Honda hatte in den letzten Jahren ein gewaltiges Problem: das liebe Image. In den späten 80ern und frühen 90ern waren die Japaner unter den Großserienherstellern die sportliche Marke schlechthin: In der Formel 1 fuhr Ayrton Senna im McLaren Honda zu drei Weltmeistertiteln, und auf der Straße faszinierten CRX, Prelude und NSX die Massen. Davon profitierte seinerzeit auch der Civic, denn ab 1987 lehnte er sich designtechnisch an den CRX an. Heute hat Honda den Großteil seines Flairs eingebüßt. Während die Civic der 80er noch als Chefdynamiker unter den Japanern galten, war die siebte Auflage Anfang des neuen Jahrtausends an Beliebigkeit kaum zu übertreffen. Konservativ gestaltet und hoch aufbauend – so war man das vom Civic nicht gewohnt. Nachdem die nächste Generation schnell den Ruf eines Raumschiffs weghatte, möchte man bei Honda mit dem neuen Modell alte Werte neu beleben. Und auf diesem Weg sind WTCC-Engagement und Formel 1-Comeback nur einzelne Etappen.

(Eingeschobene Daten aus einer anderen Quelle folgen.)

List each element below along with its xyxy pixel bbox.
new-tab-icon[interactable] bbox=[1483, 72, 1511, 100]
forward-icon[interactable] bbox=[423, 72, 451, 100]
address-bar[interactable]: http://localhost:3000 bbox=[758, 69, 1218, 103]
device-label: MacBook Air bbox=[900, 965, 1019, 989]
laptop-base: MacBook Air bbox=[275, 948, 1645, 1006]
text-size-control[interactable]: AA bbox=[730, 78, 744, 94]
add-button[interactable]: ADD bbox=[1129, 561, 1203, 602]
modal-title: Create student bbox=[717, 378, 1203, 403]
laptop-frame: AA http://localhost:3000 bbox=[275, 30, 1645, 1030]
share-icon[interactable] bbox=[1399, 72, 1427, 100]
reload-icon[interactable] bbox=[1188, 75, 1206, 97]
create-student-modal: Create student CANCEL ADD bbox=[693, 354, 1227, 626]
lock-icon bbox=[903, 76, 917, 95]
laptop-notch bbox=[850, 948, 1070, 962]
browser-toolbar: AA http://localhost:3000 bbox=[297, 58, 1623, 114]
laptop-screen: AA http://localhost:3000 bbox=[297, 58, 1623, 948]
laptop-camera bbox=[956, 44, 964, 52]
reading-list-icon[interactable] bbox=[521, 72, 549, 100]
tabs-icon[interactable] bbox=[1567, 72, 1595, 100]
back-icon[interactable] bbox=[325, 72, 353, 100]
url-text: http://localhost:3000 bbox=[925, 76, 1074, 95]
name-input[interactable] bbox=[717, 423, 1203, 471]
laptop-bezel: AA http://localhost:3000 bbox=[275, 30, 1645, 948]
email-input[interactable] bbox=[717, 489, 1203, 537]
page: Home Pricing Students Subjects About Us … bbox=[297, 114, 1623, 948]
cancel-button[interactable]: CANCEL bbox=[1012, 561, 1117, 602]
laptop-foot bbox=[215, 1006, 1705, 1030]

Mit dem Tourer-Design beweisen die Japaner Mut

Video: Honda Civic Tourer

Das kann der neue Civic-Kombi

Das große Umdenken findet in der gesamten Modellpalette statt: 2015 kommt der sehnlichst erwartete Nachfolger des NSX, und mit dem neuen Civic Tourer hat Honda ab sofort den wohl am mutigsten gezeichneten Kombi der gesamten Klasse im Angebot. Zum Marktstart des Letztgenannten Anfang Februar 2014 gönnen die Japaner auch dem Fünftürer ein sanftes Facelift, wobei man im Innenraum – verglichen mit dem 2013er Modelljahr – auf den ersten Blick wenig verändert hat. Von den Luftaustrittsdüsen bis hin zu den Cupholdern schmeicheln nun silberfarbene Einfassungen dem Auge, die Bedienelemente des Multifunktionslenkrads sind in Klavierlackblenden eingebettet, und das ab Sport serienmäßige Lederlenkrad zieren weiß abgesetzte Nähte. Ebenfalls neu: Ein Prallkissen für das rechte Fahrerknie an der Innenseite der Mittelkonsole, wobei gerade bei groß gewachsenen Fahrern eher das linke Pendant Gefahr läuft, sich blaue Flecken einzuhandeln. In schnellen Wechselkurven kommt es gern zu unangenehmen Kollisionen zwischen Knie und linker Seitenverkleidung, die gerade in diesem Bereich ungünstigerweise recht kantig ausgeformt ist.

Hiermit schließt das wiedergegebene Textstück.